Upon success ---> compute the dataSource returned from API server and pass the result dataSource to reducer (according to the tutorial). And by computing dataSource, I mean dataSource.cloneWithRows(....) (explained here), which requires the dataSource from ListView as seen above.
So my thought was the Form component should not have a prop called dataSource, as this is from another branch in the state tree. But without it, I'm not sure how to achieve the desired dataSource. Changing (merging ListView and SubmitForm in this case) the structure of the state tree would also be strange, as to my understanding about Redux pattern. So could someone help me figure this out? Thanks
Thanks guys.

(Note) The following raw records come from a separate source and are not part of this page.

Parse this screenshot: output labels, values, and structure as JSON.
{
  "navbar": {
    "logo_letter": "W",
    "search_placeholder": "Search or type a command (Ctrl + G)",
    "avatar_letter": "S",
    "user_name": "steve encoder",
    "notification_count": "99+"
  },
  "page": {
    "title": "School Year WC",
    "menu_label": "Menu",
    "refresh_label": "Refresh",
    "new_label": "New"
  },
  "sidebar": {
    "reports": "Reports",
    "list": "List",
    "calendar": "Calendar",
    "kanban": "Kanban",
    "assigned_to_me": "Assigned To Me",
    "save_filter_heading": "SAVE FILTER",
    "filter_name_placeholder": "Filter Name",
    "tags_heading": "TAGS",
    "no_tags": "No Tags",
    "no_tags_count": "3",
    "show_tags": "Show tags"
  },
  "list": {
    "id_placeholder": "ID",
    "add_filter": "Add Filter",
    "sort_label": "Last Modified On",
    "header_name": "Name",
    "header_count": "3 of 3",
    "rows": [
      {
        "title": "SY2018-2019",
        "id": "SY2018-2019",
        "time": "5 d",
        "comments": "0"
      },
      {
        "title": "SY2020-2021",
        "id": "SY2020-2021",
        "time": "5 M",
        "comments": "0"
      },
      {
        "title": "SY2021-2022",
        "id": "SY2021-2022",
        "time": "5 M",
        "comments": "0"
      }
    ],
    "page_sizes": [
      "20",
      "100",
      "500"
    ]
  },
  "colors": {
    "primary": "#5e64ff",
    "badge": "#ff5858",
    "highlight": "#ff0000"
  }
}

I think I found the best solution by using redux-thunk (well I was actually using redux-thunk to handle async action, but didnt read up the api well enough). Basically the thunk is also injected with getState, so basically calling getState() will gain me access to the global state tree and that should solve my problem.
const actionCreator = (args) => {
return (dispatch,getState) => {
// dispatch action to notify store that data is being sent
fetch(url)
.then((response) => response.json())
.then((resData) => {
// dispatch action to notify data received
// compute new data using resData and current dataSource accessed by getState().ListView.dataSource
})
}
}
I have thought this problem before and I think this may be a way.
For example.
You have actionA,reducerA and branchA of store.
You have actionB,reducerB and branchB of store.
Now you want to read branchA and branchB at the same time and change them.
Ok,let us define two actions.
One in actionA(sub-actionA), which to change the branchA.
Another in actionB(sub-actionB), which to change the branchB.
And then, define a total action(total-action),which will call sub-actionA and sub-actionB in order.
The last problem is "How to read branchB in the sub-actionA".
ok, we can use the method 'getState' of store.
We import the store into the actionA, and call
store.getState()
It will return the whole tree of store.
This is a common question, and conveniently has an answer over in the Redux FAQ.
Short version: combineReducers solves a simple use case of splitting reducer functionality by domain/slice-of-state. You've gone past that, and now need to either add custom additional top-level reducer logic to handle this action, or include the additional needed data in the action itself.